We had a lot, enough to make our case for murder in any court. I don’t think Denisovich knew we were riding so closely on his tail or he would have been more careful about cleaning up. He clearly didn’t think it mattered. He thought his Valdez crew had wiped up their island headquarters. He had no way of knowing, because nobody had returned to Valdez. There had been no one to sound the alarm. And since Natalia had never showed up either, there was no reason for anyone to get suspicious. At least, not right away. And right away was all that mattered.
Only one person, besides the admiral, knew our destination, and that was the Sitka harbor master. He was trustworthy. I radioed him, confirming McCarthy’s death and the deaths of his top officers. I knew it would cause a major rumble, but it wasn’t something we could keep under our hats forever. People needed closure.

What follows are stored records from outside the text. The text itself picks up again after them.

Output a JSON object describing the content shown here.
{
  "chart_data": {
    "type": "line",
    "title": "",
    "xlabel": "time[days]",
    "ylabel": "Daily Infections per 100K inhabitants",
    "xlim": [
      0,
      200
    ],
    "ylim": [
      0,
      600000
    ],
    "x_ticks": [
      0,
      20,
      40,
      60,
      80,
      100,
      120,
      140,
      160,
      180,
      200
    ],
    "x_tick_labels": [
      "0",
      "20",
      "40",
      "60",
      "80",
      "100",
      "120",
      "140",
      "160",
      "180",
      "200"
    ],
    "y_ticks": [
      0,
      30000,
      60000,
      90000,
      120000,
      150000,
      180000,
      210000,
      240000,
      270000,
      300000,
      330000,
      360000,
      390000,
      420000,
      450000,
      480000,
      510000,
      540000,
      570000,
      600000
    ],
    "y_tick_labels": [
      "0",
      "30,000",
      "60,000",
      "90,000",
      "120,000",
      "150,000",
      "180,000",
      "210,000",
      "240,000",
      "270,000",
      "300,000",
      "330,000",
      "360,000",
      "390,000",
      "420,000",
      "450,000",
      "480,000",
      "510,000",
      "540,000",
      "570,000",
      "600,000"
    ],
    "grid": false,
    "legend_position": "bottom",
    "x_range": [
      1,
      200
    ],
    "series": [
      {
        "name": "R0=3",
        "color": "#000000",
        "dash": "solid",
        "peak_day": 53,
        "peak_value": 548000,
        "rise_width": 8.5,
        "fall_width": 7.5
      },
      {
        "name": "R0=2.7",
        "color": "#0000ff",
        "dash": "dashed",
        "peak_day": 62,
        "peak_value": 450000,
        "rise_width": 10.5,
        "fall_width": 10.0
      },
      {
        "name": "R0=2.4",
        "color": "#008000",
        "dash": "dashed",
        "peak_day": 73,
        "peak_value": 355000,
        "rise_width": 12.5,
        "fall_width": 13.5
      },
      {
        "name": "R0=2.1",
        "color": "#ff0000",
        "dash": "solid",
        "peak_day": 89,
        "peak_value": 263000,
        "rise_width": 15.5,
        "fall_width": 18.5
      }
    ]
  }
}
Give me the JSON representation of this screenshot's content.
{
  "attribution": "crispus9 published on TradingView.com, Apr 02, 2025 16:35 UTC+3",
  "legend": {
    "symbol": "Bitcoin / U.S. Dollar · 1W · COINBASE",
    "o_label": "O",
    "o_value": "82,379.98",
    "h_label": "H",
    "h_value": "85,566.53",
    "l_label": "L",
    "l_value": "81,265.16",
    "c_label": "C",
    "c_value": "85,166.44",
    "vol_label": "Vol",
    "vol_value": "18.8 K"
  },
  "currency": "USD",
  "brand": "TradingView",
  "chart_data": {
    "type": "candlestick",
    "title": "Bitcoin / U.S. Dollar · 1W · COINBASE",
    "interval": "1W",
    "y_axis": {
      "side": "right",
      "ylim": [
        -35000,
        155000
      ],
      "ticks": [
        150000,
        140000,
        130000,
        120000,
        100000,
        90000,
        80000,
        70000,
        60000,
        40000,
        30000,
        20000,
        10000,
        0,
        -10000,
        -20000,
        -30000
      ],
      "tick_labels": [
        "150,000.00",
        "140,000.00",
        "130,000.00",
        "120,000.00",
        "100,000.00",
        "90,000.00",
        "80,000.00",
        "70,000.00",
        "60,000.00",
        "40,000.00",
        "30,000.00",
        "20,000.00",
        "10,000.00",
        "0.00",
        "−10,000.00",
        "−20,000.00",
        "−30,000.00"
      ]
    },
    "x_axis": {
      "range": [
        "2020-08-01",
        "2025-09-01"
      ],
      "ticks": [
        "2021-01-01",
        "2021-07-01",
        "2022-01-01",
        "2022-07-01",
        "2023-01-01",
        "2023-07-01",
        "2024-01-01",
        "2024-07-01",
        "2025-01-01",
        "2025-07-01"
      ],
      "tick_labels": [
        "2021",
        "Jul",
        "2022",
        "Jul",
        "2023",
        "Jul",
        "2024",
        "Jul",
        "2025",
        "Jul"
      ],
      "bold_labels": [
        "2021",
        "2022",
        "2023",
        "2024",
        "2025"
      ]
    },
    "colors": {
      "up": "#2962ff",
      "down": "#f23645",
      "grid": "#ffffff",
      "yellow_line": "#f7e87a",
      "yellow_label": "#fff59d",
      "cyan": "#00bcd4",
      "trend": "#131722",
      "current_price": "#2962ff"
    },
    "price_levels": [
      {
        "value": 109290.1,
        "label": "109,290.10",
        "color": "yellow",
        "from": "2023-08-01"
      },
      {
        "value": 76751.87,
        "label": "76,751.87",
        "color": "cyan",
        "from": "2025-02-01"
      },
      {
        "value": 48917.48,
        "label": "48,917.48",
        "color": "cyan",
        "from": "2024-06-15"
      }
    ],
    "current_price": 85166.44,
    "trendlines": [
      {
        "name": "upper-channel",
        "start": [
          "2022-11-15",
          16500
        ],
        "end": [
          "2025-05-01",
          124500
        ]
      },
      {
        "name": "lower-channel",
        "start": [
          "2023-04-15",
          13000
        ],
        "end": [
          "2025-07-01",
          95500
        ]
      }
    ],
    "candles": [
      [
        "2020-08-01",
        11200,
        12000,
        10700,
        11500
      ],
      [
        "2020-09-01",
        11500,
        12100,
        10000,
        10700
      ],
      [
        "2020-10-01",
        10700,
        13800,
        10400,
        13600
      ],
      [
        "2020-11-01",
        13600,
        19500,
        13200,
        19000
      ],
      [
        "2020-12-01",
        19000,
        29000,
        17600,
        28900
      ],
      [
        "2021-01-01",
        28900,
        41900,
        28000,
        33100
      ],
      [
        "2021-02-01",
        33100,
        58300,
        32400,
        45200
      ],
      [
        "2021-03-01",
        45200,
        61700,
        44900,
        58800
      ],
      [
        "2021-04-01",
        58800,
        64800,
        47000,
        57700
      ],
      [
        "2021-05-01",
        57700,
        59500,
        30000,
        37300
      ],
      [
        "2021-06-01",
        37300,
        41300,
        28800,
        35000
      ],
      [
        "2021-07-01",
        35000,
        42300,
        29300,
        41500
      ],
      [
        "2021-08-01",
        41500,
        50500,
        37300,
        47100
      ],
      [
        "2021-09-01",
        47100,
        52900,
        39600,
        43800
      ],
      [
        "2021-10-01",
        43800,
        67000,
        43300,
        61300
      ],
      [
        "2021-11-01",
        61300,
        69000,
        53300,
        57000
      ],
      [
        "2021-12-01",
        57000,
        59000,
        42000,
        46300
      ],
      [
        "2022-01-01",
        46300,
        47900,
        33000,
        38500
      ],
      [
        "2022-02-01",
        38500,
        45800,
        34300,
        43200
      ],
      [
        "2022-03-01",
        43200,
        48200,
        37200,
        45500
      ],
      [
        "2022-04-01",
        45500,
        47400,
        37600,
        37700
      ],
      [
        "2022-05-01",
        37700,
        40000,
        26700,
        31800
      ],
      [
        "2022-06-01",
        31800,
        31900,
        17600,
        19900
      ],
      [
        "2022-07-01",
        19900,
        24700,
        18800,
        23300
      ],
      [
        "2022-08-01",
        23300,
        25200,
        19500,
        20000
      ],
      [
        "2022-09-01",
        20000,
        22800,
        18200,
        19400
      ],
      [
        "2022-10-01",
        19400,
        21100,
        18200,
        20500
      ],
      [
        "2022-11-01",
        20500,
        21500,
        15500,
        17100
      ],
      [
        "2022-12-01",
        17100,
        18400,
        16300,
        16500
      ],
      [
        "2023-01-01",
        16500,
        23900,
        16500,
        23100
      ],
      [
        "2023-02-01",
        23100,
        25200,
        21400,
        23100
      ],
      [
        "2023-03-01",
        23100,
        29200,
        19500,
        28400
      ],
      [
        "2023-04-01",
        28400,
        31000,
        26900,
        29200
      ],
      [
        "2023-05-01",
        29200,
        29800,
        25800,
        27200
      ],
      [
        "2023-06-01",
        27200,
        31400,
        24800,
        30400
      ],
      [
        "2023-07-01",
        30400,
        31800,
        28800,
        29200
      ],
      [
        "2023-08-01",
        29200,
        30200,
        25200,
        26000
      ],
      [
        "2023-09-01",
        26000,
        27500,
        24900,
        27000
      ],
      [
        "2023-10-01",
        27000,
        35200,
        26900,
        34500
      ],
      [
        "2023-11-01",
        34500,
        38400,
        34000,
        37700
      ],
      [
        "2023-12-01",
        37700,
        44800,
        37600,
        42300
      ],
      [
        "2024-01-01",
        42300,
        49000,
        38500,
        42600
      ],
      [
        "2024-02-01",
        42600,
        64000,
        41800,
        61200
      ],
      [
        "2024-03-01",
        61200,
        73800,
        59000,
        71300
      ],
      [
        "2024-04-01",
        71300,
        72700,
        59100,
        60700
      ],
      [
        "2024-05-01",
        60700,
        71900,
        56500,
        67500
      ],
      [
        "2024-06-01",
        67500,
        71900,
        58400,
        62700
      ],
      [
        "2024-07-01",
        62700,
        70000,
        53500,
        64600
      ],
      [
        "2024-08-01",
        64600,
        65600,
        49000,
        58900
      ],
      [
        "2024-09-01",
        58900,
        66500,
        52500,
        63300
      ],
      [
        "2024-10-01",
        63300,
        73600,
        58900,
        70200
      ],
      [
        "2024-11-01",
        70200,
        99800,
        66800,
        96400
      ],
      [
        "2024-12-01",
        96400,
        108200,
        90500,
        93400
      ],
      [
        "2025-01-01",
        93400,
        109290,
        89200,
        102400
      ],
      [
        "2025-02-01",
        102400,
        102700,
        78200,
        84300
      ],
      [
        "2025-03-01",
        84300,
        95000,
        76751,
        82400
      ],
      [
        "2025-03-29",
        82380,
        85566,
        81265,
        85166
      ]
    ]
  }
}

The next morning when we went to check on our victim, she was cranked halfway into a sitting position, awake and sipping water through a straw. She drew back when she saw me, so I stopped at the door, leaving it open to reassure her. Darkhorse and Roy remained standing behind me, and only Natalia and Lee went inside the room.
The girl was more receptive toward Natalia than she was toward Lee. She turned in her bed and reached for Natalia’s hands, mouthing words that would not leave her throat. Natalia knew what to do. She pulled up a chair so that she was sitting so close, her woodsy, spruce-trees-and-wildflowers scent overrode the smell of hospital antiseptics.